By Leanne Fernandes
Director, Earth to Ocean, Townsville, Queensland,
Australia. Fernandes managed a multi-year process, the Representative Areas
Program, to rezone the Great Barrier Reef Marine Park (GBRMP).
E-mail: leanne.fernandes@earth2ocean.com
If one is aiming for ecosystem-based management,
then one needs an idea of what is intended by an ecosystem. From
a management perspective, the definition needs to be politically, legally
(jurisdictionally), socially as well as ecologically sensible. This
is likely to mean scientific compromise, presuming that science could give
one a perfect geographical definition of an ecosystem in any one location.
Of course, in as far as science is unable to offer the "perfect" definition
of ecosystem, the degree of compromise will be unknown.
Given this umbrella, the political, jurisdictional
and social context is important. Depending on these factors, one
can treat an estuary and all its components as an ecosystem for the purposes
of ecosystem-based management - or a bay or a section of a continental
shelf. If one's role is fisheries management, then the "ecosystem"
might be defined by the area (including habitats and communities) used
by the fish being managed or by the fishers pursuing the fish. On
the Great Barrier Reef, for the purposes of rezoning the entire GBRMP through
the Representative Areas Program, the ecosystem was defined as the composite
of all parts of the Marine Park and the World Heritage Area. This
included estuaries and intertidal areas beyond the boundary of the Great
Barrier Marine Protected Area (GBRMPA) but within jurisdiction of GBRMPA's
management partner, the Queensland government.
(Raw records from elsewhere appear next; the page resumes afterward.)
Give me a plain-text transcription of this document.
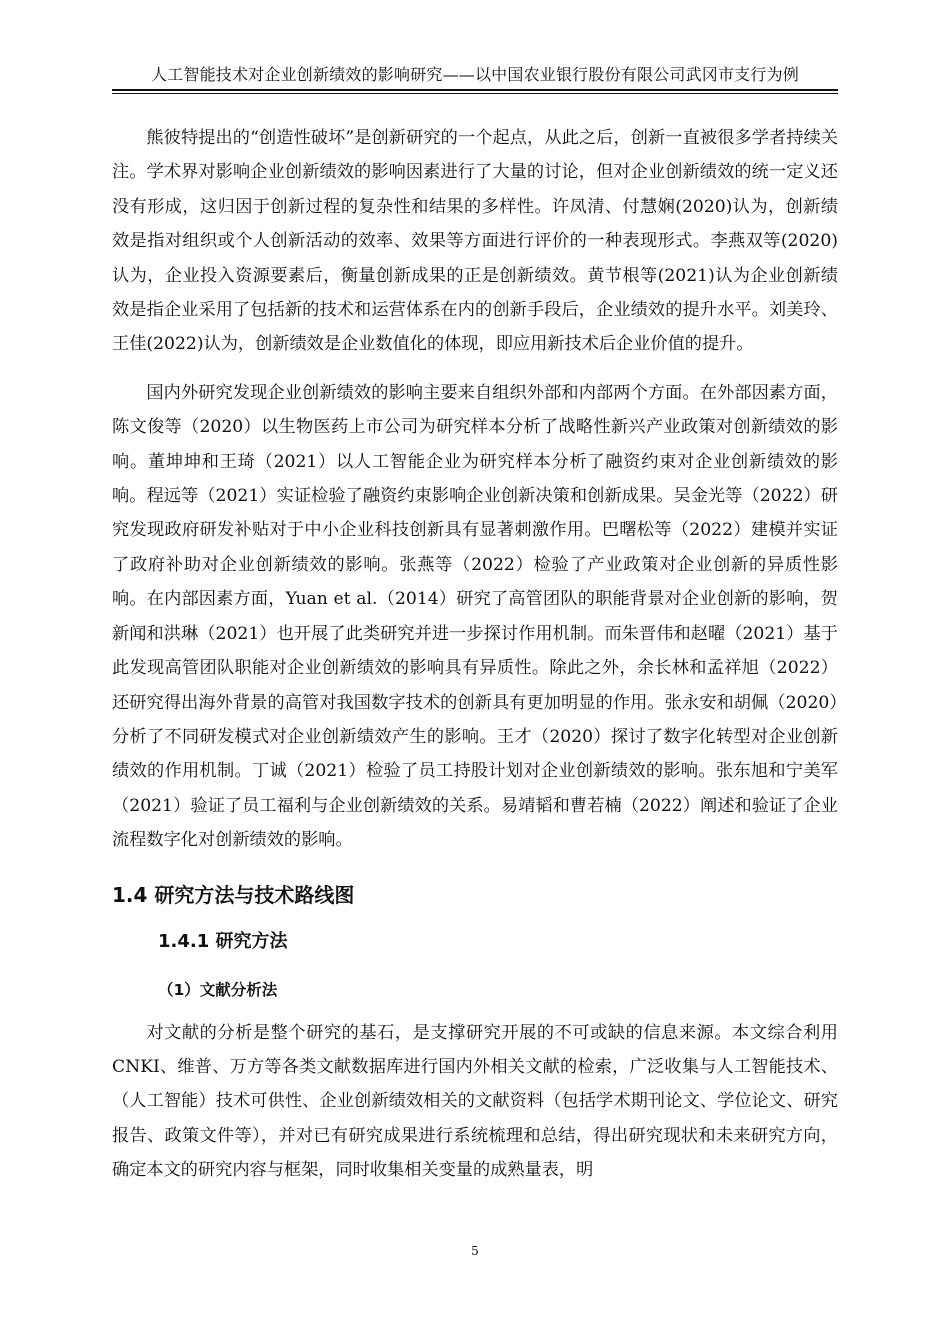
人工智能技术对企业创新绩效的影响研究——以中国农业银行股份有限公司武冈市支行为例

熊彼特提出的“创造性破坏”是创新研究的一个起点，从此之后，创新一直被很多学者持续关注。学术界对影响企业创新绩效的影响因素进行了大量的讨论，但对企业创新绩效的统一定义还没有形成，这归因于创新过程的复杂性和结果的多样性。许凤清、付慧娴(2020)认为，创新绩效是指对组织或个人创新活动的效率、效果等方面进行评价的一种表现形式。李燕双等(2020)认为，企业投入资源要素后，衡量创新成果的正是创新绩效。黄节根等(2021)认为企业创新绩效是指企业采用了包括新的技术和运营体系在内的创新手段后，企业绩效的提升水平。刘美玲、王佳(2022)认为，创新绩效是企业数值化的体现，即应用新技术后企业价值的提升。

国内外研究发现企业创新绩效的影响主要来自组织外部和内部两个方面。在外部因素方面，陈文俊等（2020）以生物医药上市公司为研究样本分析了战略性新兴产业政策对创新绩效的影响。董坤坤和王琦（2021）以人工智能企业为研究样本分析了融资约束对企业创新绩效的影响。程远等（2021）实证检验了融资约束影响企业创新决策和创新成果。吴金光等（2022）研究发现政府研发补贴对于中小企业科技创新具有显著刺激作用。巴曙松等（2022）建模并实证了政府补助对企业创新绩效的影响。张燕等（2022）检验了产业政策对企业创新的异质性影响。在内部因素方面，Yuan et al.（2014）研究了高管团队的职能背景对企业创新的影响，贺新闻和洪琳（2021）也开展了此类研究并进一步探讨作用机制。而朱晋伟和赵曜（2021）基于此发现高管团队职能对企业创新绩效的影响具有异质性。除此之外，余长林和孟祥旭（2022）还研究得出海外背景的高管对我国数字技术的创新具有更加明显的作用。张永安和胡佩（2020）分析了不同研发模式对企业创新绩效产生的影响。王才（2020）探讨了数字化转型对企业创新绩效的作用机制。丁诚（2021）检验了员工持股计划对企业创新绩效的影响。张东旭和宁美军（2021）验证了员工福利与企业创新绩效的关系。易靖韬和曹若楠（2022）阐述和验证了企业流程数字化对创新绩效的影响。

1.4 研究方法与技术路线图
1.4.1 研究方法
（1）文献分析法

对文献的分析是整个研究的基石，是支撑研究开展的不可或缺的信息来源。本文综合利用 CNKI、维普、万方等各类文献数据库进行国内外相关文献的检索，广泛收集与人工智能技术、（人工智能）技术可供性、企业创新绩效相关的文献资料（包括学术期刊论文、学位论文、研究报告、政策文件等），并对已有研究成果进行系统梳理和总结，得出研究现状和未来研究方向，确定本文的研究内容与框架，同时收集相关变量的成熟量表，明

5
The definition of habitat and/or some kind of
lower-scale "bioregion" can help managers distinguish areas within their
jurisdiction or within their definition of ecosystem. Again, from
a management perspective, it is not necessarily useful to rely on a purely
scientific definition of habitat or bioregion - assuming this were even
available. One might first wish to consider what management objectives
one aims to achieve. Water-quality management objectives, fisheries-management
objectives and biodiversity-management objectives may require different
scientific, social, political and jurisdictional factors to be considered
in defining habitats or bioregions.
In my opinion, however, for management purposes,
habitats are almost always at a lower geographical scale than ecosystems;
and ecosystems are composed of many habitats. The Convention on Biological
Diversity (CBD) definition of habitat is consistent with this thinking:
"the place or type of site where an organism or population naturally occurs."
For example, the Great Barrier Reef "ecosystem" may be said to comprise
habitats such as coral reefs, seagrass meadows, mangrove forests, Halimeda spp. beds, soft seabed, inter-reef channels, intertidal flats, algal "gardens",
continental slope, estuaries, deepwater shoals and more.
Depending on the management objectives, one may
use the defined habitats, for example, to determine appropriate levels
of water quality depending on the impact on communities living in various
habitats. Or one may regulate fishing in various habitats depending
on fishing impacts on the different fish populations in different habitats
or the impacts of fishing on the habitats themselves. If one is aiming
to protect biodiversity more generally, then defining habitats or bioregions
as the units within which high-level protection is required can be useful.
In the case of the Great Barrier Reef, we found it useful to describe smaller-scale,
largely contiguous "bioregions" versus habitats as a basis for rezoning
the GBRMP. This was in part due to inadequate information to map
all the habitats of the GBRMP and in part due to the recognition that the
same habitat - for example, coral reefs - was likely to be very different
in the north and south of the ecosystem and in the inshore and offshore
parts of the ecosystem.
Seventy bioregions were described for the GBRMP,
and each is an area where the known animal and plant assemblages and physical
features are relatively distinct from the surroundings and the rest of
the Great Barrier Reef World Heritage Area. Examples of habitats
(e.g., seagrass meadows or coral reefs) were considered to be more similar
to each other within a bioregion than examples of those habitats occurring
outside the bioregion. Bioregions for the Great Barrier Reef ecosystem
were defined at the scale of 10s to 100s of kilometers due to the level
of information available, the scale over which patterns of distribution
and abundance were known to change and the requirements of the management
program for which bioregions were defined. The term "bioregions",
although not strictly scientifically correct, was adopted as a compromise
between a biologically appropriate description and a socially meaningful
one.
In summary, I consider that defining and understanding
what habitats or ecosystems (or biodiversity or species or bioregions,
etc.) means in the context of ecosystem-based management matters with regard
to the management objectives one is aiming to achieve. And, from
a management perspective, if the definitions are robust enough to help
you achieve your management objectives and are appropriate and mutually
understood in the social, political, scientific and jurisdictional environment
in which you have to work - then that is adequate. No manager can,
or even should, aim to define terminology for the world.